3. Shapes of Beta Distributions

Depending on $\alpha$ and $\beta$:

  • $\alpha = \beta = 1$: Uniform(0,1).
  • $\alpha > \beta$: Skewed toward 1.
  • $\alpha < \beta$: Skewed toward 0.
  • Both $\alpha, \beta > 1$: Unimodal distribution.
  • Both $\alpha, \beta < 1$: U-shaped (peaks near 0 and 1).

4. Connection to Binomial Likelihood (Conjugacy)

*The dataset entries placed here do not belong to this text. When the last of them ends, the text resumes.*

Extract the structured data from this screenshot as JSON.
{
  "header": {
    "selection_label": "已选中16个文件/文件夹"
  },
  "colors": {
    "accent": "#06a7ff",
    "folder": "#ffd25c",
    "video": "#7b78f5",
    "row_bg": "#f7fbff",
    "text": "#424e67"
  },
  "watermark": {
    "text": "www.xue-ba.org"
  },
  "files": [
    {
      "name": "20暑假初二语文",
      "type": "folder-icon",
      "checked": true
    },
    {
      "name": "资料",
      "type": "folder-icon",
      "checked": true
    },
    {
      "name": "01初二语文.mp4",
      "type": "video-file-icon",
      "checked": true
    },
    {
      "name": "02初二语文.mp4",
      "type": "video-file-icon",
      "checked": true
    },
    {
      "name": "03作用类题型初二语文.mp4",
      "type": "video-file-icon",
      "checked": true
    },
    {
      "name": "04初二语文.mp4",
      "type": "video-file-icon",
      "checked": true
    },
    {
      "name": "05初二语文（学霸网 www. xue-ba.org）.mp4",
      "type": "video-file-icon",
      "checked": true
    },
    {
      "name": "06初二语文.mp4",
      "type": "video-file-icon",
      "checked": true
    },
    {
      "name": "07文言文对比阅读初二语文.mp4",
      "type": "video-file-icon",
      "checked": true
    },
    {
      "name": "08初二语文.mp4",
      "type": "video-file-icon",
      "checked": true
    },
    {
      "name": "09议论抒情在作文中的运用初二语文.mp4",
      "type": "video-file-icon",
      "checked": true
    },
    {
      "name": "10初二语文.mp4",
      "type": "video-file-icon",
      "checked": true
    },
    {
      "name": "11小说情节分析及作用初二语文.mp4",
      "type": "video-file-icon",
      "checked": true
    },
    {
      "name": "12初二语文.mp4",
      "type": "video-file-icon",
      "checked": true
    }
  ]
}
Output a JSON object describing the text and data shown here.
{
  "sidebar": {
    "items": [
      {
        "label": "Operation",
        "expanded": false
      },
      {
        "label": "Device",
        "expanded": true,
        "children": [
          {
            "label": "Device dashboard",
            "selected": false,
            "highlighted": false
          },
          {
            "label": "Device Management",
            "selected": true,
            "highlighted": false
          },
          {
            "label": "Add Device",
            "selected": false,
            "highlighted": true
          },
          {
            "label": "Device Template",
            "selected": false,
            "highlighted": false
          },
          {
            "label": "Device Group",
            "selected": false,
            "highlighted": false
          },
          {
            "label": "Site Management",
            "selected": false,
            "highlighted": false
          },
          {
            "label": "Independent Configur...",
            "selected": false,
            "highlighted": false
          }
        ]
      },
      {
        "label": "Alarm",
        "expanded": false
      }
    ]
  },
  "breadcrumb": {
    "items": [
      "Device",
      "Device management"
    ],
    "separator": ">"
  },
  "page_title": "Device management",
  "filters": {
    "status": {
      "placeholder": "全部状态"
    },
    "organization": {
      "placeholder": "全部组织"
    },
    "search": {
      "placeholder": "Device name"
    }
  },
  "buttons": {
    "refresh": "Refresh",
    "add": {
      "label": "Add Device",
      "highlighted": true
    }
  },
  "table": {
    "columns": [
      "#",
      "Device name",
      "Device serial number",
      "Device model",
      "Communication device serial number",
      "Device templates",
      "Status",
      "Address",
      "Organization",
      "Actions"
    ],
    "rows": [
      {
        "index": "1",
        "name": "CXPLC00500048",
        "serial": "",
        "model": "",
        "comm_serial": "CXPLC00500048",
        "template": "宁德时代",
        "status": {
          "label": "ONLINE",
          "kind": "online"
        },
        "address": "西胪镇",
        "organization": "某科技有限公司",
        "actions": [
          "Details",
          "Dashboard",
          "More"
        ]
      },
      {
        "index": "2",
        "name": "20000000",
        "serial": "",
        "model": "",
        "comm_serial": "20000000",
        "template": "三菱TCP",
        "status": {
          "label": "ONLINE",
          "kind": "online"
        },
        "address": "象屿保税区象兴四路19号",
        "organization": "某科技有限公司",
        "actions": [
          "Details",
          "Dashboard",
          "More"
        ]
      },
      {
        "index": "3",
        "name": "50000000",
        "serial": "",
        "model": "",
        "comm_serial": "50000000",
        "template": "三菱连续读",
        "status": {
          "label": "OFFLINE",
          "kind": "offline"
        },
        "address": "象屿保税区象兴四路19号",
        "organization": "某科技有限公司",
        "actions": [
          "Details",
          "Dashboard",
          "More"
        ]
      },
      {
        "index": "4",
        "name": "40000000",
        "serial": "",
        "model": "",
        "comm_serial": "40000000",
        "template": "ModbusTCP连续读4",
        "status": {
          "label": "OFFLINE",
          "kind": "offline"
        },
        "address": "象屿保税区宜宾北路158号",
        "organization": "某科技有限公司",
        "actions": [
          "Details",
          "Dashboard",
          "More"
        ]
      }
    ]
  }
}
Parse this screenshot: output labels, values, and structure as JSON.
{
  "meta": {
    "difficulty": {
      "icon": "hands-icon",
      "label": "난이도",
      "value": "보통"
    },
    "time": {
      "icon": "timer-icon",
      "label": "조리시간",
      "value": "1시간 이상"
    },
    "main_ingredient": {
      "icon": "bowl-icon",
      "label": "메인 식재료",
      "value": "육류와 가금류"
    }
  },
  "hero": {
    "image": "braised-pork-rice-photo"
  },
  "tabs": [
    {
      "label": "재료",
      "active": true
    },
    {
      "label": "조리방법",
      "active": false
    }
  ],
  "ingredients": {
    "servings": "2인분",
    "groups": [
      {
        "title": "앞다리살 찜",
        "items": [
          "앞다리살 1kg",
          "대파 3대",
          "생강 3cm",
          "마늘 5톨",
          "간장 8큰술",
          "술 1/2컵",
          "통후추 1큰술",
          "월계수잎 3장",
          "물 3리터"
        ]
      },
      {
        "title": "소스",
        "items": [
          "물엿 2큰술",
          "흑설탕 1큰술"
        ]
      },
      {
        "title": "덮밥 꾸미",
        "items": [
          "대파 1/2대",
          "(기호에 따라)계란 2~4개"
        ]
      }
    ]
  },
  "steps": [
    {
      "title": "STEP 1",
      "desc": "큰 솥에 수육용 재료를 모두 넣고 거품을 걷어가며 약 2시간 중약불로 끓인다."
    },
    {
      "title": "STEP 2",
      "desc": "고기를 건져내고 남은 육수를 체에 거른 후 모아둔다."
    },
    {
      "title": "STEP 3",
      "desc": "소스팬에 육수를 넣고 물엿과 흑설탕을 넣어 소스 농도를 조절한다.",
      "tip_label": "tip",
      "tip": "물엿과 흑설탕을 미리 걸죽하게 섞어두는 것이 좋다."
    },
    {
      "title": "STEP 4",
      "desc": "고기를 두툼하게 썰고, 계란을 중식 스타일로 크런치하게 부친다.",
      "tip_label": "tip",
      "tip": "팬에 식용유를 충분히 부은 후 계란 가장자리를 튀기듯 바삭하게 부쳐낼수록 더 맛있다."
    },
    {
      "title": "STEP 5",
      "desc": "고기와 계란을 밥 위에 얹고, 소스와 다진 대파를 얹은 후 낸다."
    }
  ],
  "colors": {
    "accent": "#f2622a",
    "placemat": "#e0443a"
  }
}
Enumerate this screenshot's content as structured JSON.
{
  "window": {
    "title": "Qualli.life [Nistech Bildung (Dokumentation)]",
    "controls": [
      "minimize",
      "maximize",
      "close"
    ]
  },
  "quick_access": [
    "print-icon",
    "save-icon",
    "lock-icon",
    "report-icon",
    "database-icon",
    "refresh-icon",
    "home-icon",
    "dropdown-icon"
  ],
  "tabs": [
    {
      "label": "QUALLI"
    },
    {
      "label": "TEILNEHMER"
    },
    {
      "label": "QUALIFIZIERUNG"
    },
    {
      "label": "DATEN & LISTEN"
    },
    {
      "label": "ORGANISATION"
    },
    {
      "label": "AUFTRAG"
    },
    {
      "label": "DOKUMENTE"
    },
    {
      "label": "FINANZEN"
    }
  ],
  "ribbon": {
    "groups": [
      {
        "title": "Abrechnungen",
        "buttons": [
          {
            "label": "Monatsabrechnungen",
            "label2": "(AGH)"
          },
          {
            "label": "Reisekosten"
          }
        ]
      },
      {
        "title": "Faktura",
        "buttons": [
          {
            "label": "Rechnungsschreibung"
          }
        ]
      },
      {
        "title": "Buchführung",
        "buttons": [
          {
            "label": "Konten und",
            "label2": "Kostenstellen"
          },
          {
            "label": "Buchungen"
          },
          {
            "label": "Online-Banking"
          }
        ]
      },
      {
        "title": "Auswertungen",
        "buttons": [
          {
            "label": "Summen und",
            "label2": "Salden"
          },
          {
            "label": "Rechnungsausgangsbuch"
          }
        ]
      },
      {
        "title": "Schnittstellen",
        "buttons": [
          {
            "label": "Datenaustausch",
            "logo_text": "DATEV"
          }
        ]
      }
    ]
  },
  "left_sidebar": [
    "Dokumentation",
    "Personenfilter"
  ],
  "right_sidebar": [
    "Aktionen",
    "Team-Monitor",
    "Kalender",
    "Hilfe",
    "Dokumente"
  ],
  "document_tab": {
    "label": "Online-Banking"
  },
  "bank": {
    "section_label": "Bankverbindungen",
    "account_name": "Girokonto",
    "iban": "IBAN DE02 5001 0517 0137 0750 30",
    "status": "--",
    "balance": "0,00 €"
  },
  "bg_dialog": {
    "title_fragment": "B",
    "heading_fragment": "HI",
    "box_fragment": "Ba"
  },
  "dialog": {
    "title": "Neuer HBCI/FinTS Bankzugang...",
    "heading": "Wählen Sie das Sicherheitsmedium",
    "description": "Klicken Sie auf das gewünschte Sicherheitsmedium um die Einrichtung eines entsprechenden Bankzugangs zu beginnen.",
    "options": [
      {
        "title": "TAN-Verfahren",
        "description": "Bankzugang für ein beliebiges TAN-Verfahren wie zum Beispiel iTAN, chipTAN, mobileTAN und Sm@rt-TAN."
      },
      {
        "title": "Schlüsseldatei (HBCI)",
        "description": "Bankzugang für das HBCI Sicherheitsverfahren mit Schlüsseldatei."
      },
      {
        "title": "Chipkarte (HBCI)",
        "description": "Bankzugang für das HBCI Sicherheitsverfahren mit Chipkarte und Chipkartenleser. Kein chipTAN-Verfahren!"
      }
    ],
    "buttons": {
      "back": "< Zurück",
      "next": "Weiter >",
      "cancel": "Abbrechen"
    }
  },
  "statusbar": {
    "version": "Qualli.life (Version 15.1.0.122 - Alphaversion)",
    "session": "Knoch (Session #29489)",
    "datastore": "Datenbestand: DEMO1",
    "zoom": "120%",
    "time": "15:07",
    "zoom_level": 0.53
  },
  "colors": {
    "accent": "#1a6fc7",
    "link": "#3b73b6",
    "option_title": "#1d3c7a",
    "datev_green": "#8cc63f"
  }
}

  • The Beta distribution is the conjugate prior for the Binomial likelihood.
  • Prior: $p \sim \text{Beta}(\alpha, \beta)$.
  • Data: $k$ successes in $n$ trials.
  • Posterior:

$p \mid \text{data} \sim \text{Beta}(\alpha + k, \; \beta + n – k)$

This makes Bayesian updating simple.


5. Examples

(a) Uniform Prior

  • Beta(1,1) → flat prior on [0,1].
  • No preference before data.

(b) Strong Belief Around 0.5

  • Beta(20,20) → very peaked near 0.5.
  • Encodes strong prior belief in fairness (like a fair coin).

(c) After Observing Data

  • Prior: Beta(1,1).
  • Data: 7 heads, 3 tails.
  • Posterior: Beta(1+7, 1+3) = Beta(8,4).
  • Mean = $8 / (8+4) = 0.67$.
    Updated belief about $p$ after observing data.

6. Applications

  • Bayesian Inference: posterior distributions of probabilities.
  • A/B Testing: posterior belief about conversion rates.
  • Machine Learning: Dirichlet distribution (generalization of Beta).
  • Reliability analysis: modeling success/failure rates.
  • Proportion modeling: when outcomes are percentages or rates.

7. Key Takeaways

  • The Beta distribution is a flexible family of distributions on $[0,1]$.
  • Controlled by shape parameters $\alpha$ and $\beta$.
  • Conjugate prior for the Binomial likelihood.
  • Central in Bayesian updating for probabilities (like coin tosses, conversion rates).

In short:
The Beta distribution is a probability distribution on $[0,1]$, parameterized by $\alpha, \beta$. It’s the conjugate prior for the binomial likelihood, making it essential in Bayesian inference about probabilities (e.g., coin bias, conversion rates).